Several types of profits are expected, such as the influx of investment which would compensate for the reduction in Public Development Aid, technology and skill contributions, improvements in yields and productivity, food safety, or moreover, obtaining currencies (as in the case of biofuels). In fact, Chinese seeds can multiply the yields by two. On the other hand, other effects are more problematic. For example, Chinese installation in Mozambique’s big farms, planned exports, before the fall of Gaddafi, rice for the Chinese in Libya via the Malybia project or the biofuel project for 2 million hectares in Zambia and palm oil in the Democratic Republic of the Congo. The main risks are: 1) land conflicts as vulnerable communities, among which 80 % are without title deeds, risk to lose their land rights. 2) lack of transparency of contracts. 3) infringement on food security and sovereignty. 4) negative environmental effects, connected in particular to hybrid rice, GMOs, and control of seeds.
On the contrary, seizing opportunities connected to land transactions implies that various actors are stakeholders in the contracts, that the farmers’ property rights are protected and that family farms benefit, thanks to subcontracts, infrastructure arrangements, input location and credit, the appropriate externalities for big operations.
Afrique contemporaine « Investissements agricoles en Afrique » (237) N, 2011. CIRAD, IIUED, ILC (M Taylor ,al) www.landcoalition.org/cpl/CPL-synthesis-Report, déc 2012.

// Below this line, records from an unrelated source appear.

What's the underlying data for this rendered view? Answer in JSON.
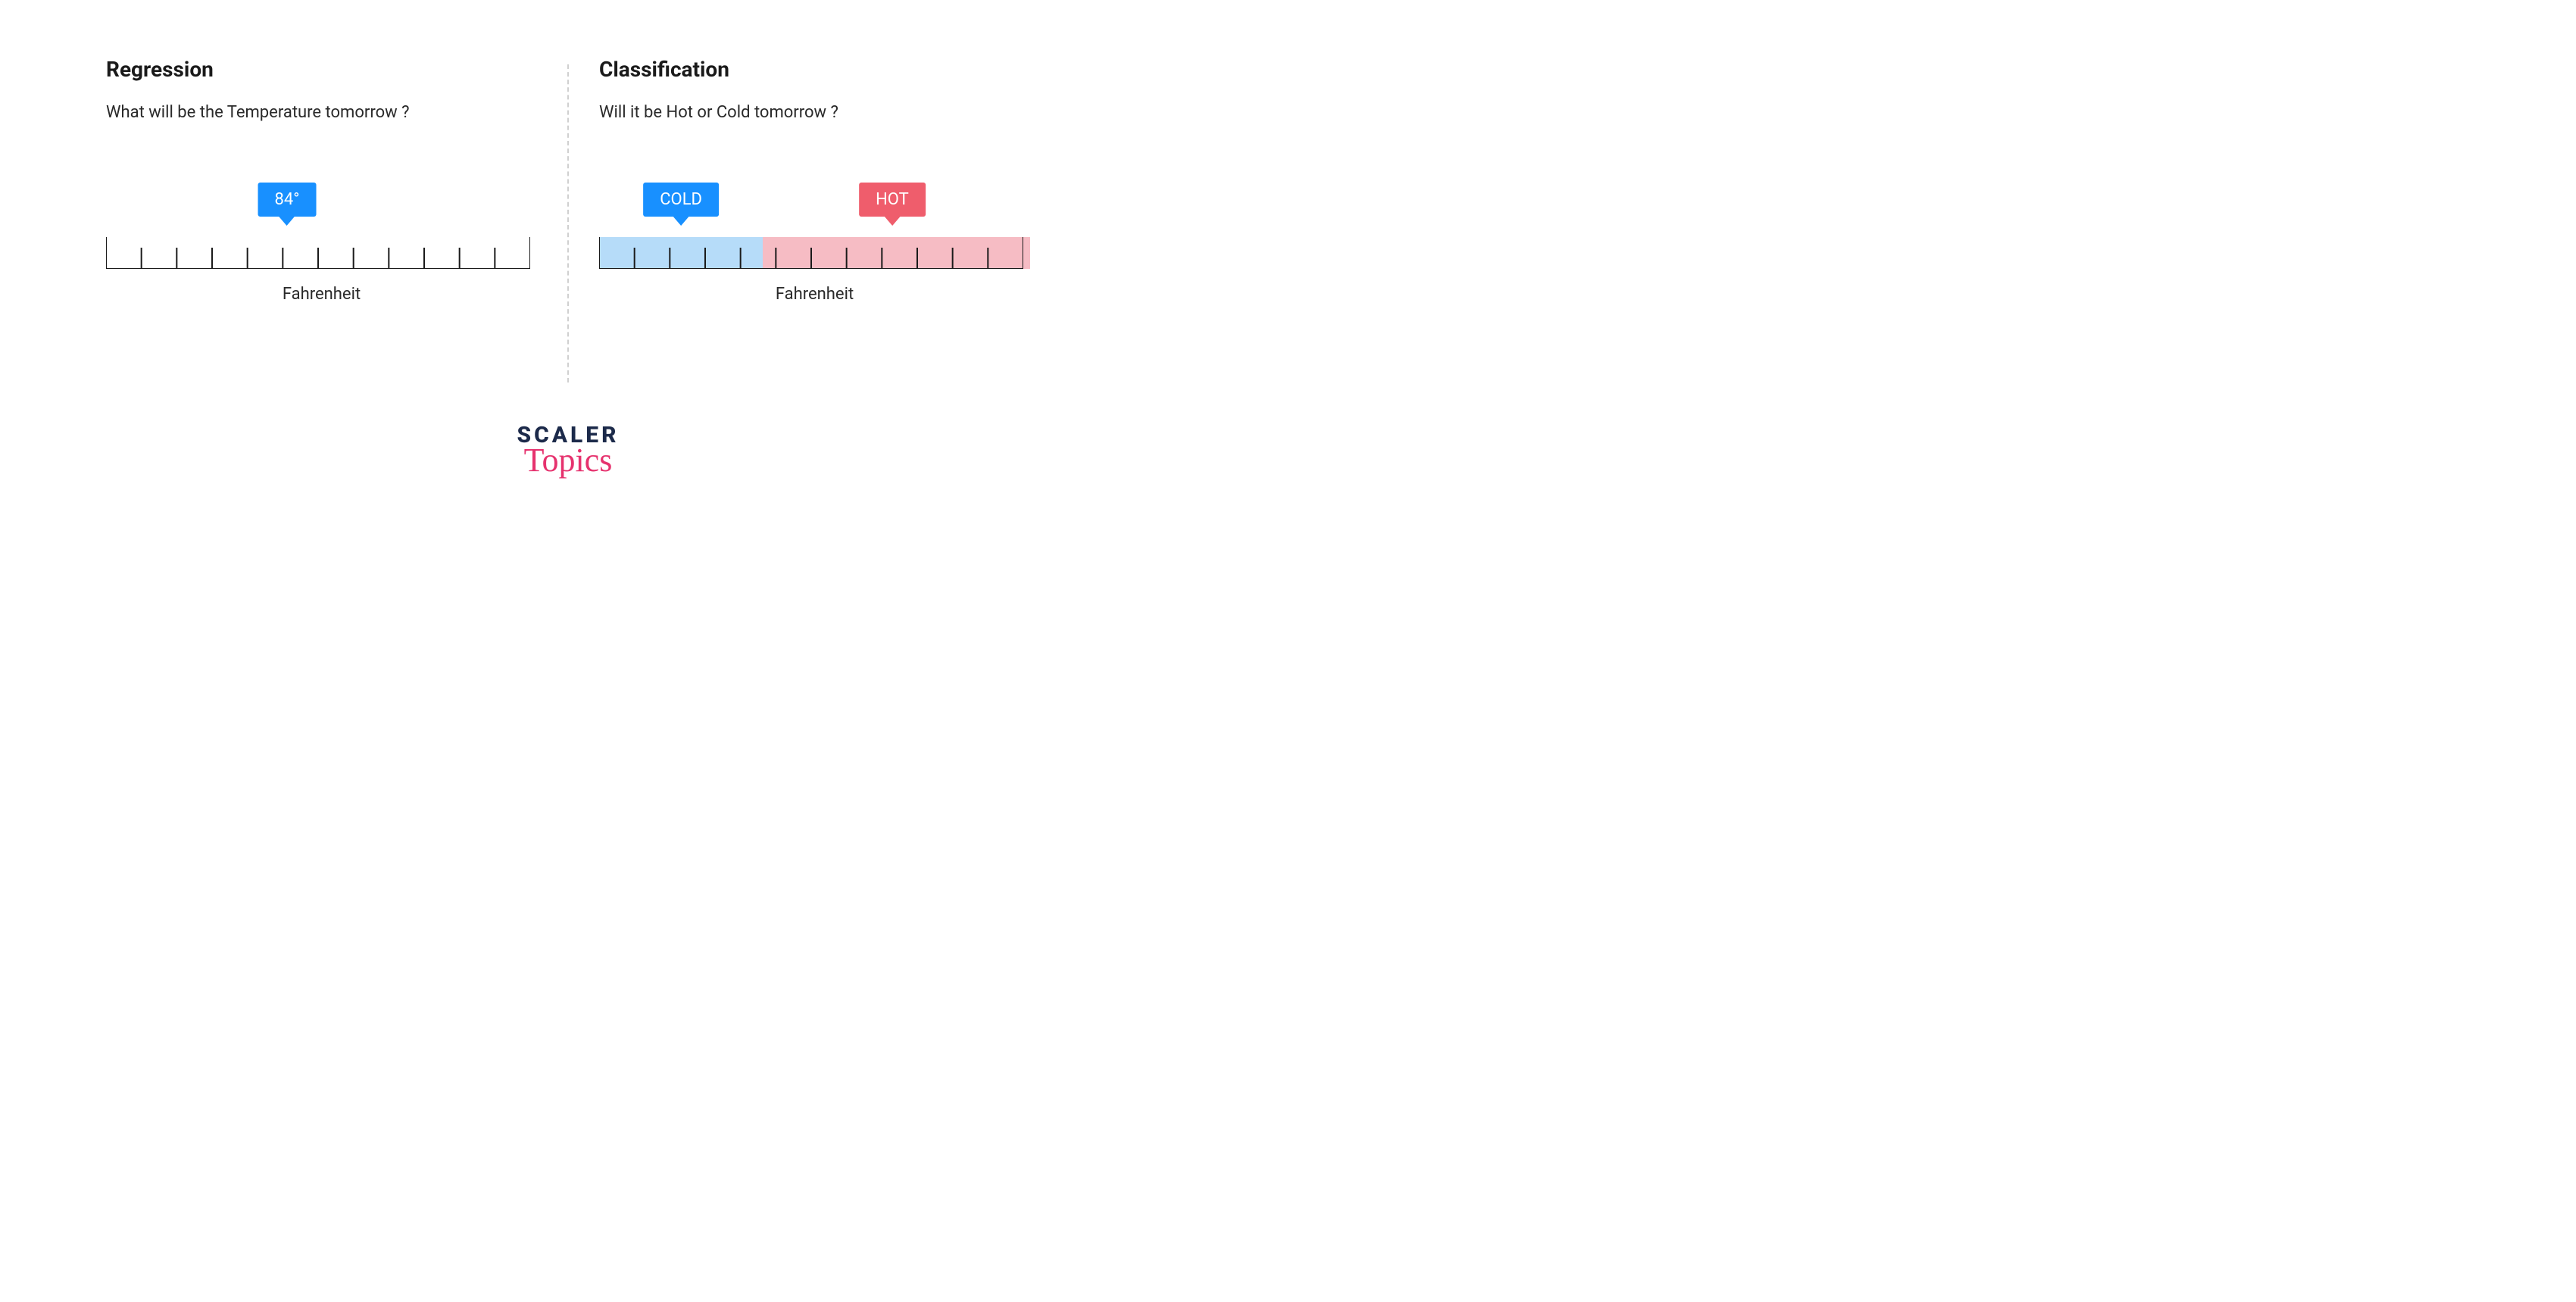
{
  "regression": {
    "title": "Regression",
    "question": "What will be the Temperature tomorrow ?",
    "value_label": "84°",
    "value_position_pct": 42,
    "axis_label": "Fahrenheit",
    "tick_count": 13
  },
  "classification": {
    "title": "Classification",
    "question": "Will it be Hot or Cold tomorrow ?",
    "cold_label": "COLD",
    "hot_label": "HOT",
    "cold_position_pct": 19,
    "hot_position_pct": 68,
    "split_pct": 38,
    "axis_label": "Fahrenheit",
    "tick_count": 13
  },
  "logo": {
    "top": "SCALER",
    "bottom": "Topics"
  },
  "colors": {
    "blue": "#1890ff",
    "red": "#ef5d6c",
    "cold_region": "#b6dcf9",
    "hot_region": "#f6bcc4",
    "logo_dark": "#1c2a4a",
    "logo_pink": "#e6326e"
  }
}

“Land grab or development opportunity? Agricultural investment and international land deals in Africa” Juin 2009 – IIED, FAO and IFAD – Lorenzo Cotula, Sonja Vermeulen, Rebeca Leonard, James Keeley. Philippe Hugon, Fabienne Clérot « Les relations Chine-Afrique- les investissements agricoles au Mali », Rapport MAEE, 2010
1. 1.5 billion of 2.7 billion hectares of arable land are cultivated in the world, that is 55 %. Approximately only 190 million hectares of farmland on the African continent are exploited, which is a fifth of the total potential (source Agrimonde, FAO).